As comemorações ocas dos 100 anos da R. tiveram um efeito inesperado: o movimento monárquico está mais forte. Eis uma pequena entrevista com um membro da direção da Causa Real. No mainstream português, o monárquico é um bicho semi-fascista que come democratas ao pequeno-almoço, enquanto se prepara para cantar um faduncho reacionário. Mais: neste mito, os monárquicos pensam todos da mesma maneira, como se fossem comunistas-que-vestem-de-azul. Como é óbvio, os monárquicos de carne e osso não são bem assim. Para compreender melhor esta realidade, resolvi fazer uma pequena entrevista com um membro da direção da Causa Real, João Távora, um dos bloggers mais civilizados da nossa praça.
É impressão minha, ou o movimento monárquico ganhou força nos últimos anos? (Pelo menos, nas redes sociais já são um pequeno exército). - Sim, parece-me que a Monarquia ganhou fôlego com o centenário da república . Depois, a Causa Real presidida pelo Paulo Teixeira Pinto trouxe algum pragmatismo, e a direção da Real Associação de Lisboa, que tomou posse há 18 meses, começou a usar as vantagens da Internet e algum profissionalismo na estratégia de comunicação. E, claro, tudo isto deve ser enquadrado na actual degradação da situação política, que tem revitalizado um pouco a nossa (pobre) Causa. Mas, por outro lado, temos limitações muito concretas: a Causa Real e as Reais Associações, não se constituindo como forças políticas de governação, não elegendo autarcas, deputados ou presidentes (apesar do forte suporte social que detêm), sem aspirações a serem clientes da república, lutam com enormes dificuldades de financiamento e patrocínio por parte dos grandes lobbies e empresas.
Não deixa de ser curioso: este crescimento é feito sem o PPM (Partido Popular Monárquico). Esse partido está morto? - O PPM atingiu uma completa insignificância nacional enquanto partido, o que é uma vergonha para a memória de alguns dos seus fundadores.
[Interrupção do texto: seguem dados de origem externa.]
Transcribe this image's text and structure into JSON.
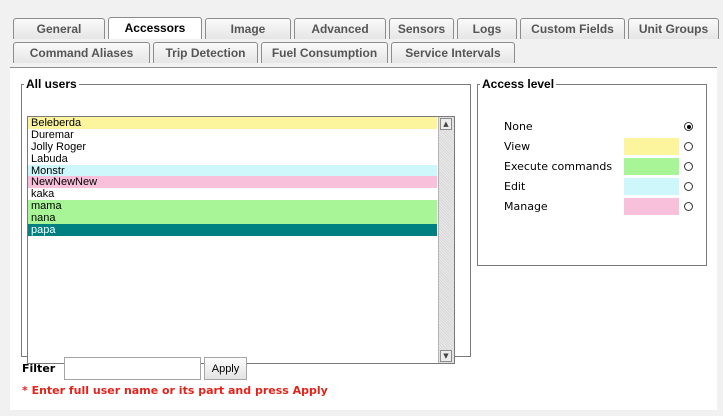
{
  "tabs": {
    "row1": [
      "General",
      "Accessors",
      "Image",
      "Advanced",
      "Sensors",
      "Logs",
      "Custom Fields",
      "Unit Groups"
    ],
    "row2": [
      "Command Aliases",
      "Trip Detection",
      "Fuel Consumption",
      "Service Intervals"
    ],
    "active": "Accessors"
  },
  "users_panel": {
    "legend": "All users",
    "users": [
      {
        "name": "Beleberda",
        "color": "#fcf59e"
      },
      {
        "name": "Duremar",
        "color": "#ffffff"
      },
      {
        "name": "Jolly Roger",
        "color": "#ffffff"
      },
      {
        "name": "Labuda",
        "color": "#ffffff"
      },
      {
        "name": "Monstr",
        "color": "#cdf7fb"
      },
      {
        "name": "NewNewNew",
        "color": "#f9c0dc"
      },
      {
        "name": "kaka",
        "color": "#ffffff"
      },
      {
        "name": "mama",
        "color": "#a7f596"
      },
      {
        "name": "nana",
        "color": "#a7f596"
      },
      {
        "name": "papa",
        "color": "#008080",
        "selected": true
      }
    ],
    "scroll_icons": {
      "up": "scroll-up-arrow-icon",
      "down": "scroll-down-arrow-icon"
    }
  },
  "access_panel": {
    "legend": "Access level",
    "levels": [
      {
        "label": "None",
        "color": "",
        "checked": true
      },
      {
        "label": "View",
        "color": "#fcf59e",
        "checked": false
      },
      {
        "label": "Execute commands",
        "color": "#a7f596",
        "checked": false
      },
      {
        "label": "Edit",
        "color": "#cdf7fb",
        "checked": false
      },
      {
        "label": "Manage",
        "color": "#f9c0dc",
        "checked": false
      }
    ]
  },
  "filter": {
    "label": "Filter",
    "value": "",
    "apply_label": "Apply",
    "hint": "* Enter full user name or its part and press Apply"
  },
  "colors": {
    "selected_row": "#008080",
    "hint_text": "#e0241c"
  }
}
Mas o facto é que esse partido é um contrassenso, dado que a instituição real é suprapartidária: não se pode exigir aos numerosos simpatizantes da monarquia em Portugal que se unam à volta de um mesmo partido, quando a única causa que os une é a fórmula da chefia do Estado (e talvez as cores da bandeira nacional). No resto, divergem em quase tudo, desde a política e a economia até aos costumes.
Por vezes, tenho a impressão de que os monárquicos de hoje repetem o erro dos republicanos de 1910. Ou seja, acham que basta trocar de regime (o Rei no lugar do presidente) para que tudo fique melhor. Não acha que muita gente tem esta ilusão? - Concordo que há esse perigo: não nego a evidência de que os grandes males de que Portugal padece são profundos, e estão a montante da forma do regime. Os portugueses continuam viciados no assistencialismo e pouco atreitos a responsabilidades, parecem conformados com um medíocre destino cuja perspetiva não passa do amanhã. Cabe aos monárquicos, dentro das instituições existentes do sistema, estar a favor da mudança e do futuro do país, usando a liberdade que esta república, apesar de tudo, proporciona. Eu defendo a criação dos núcleos monárquicos dentro dos partidos, mas eles têm muito medo de descentrar as "agendas". Só assim se entende como diversas personalidades políticas simpatizantes da monarquia e dispersas pelos vários partidos, algumas de grande craveira e capacidade de influência, sejam tão prudentes na afirmação das suas convicções monárquicas. Mas ainda há outro perigo: os monárquicos para quem a Causa não faz sentido sem uma colagem a uma ideologia política, normalmente ultraconservadora e que mistura outras vertentes como a religião e valores existenciais. Isso reduziria o sonho a um nicho de patuscos. São planos que urge separar!
Tem a noção de que, aos olhos da grande maioria das pessoas, esses "patuscos" são os "monárquicos"? - Tenho a noção de que há um grande trabalho de comunicação a fazer. O preconceito e a ignorância são barreiras muito difíceis de se ultrapassar. Não se resolve numa geração, só com muito trabalho, sobriedade e coerência. Necessitávamos como de pão para a boca de uma nova geração de grandes referências intelectuais, como aquelas que tivemos no século XX.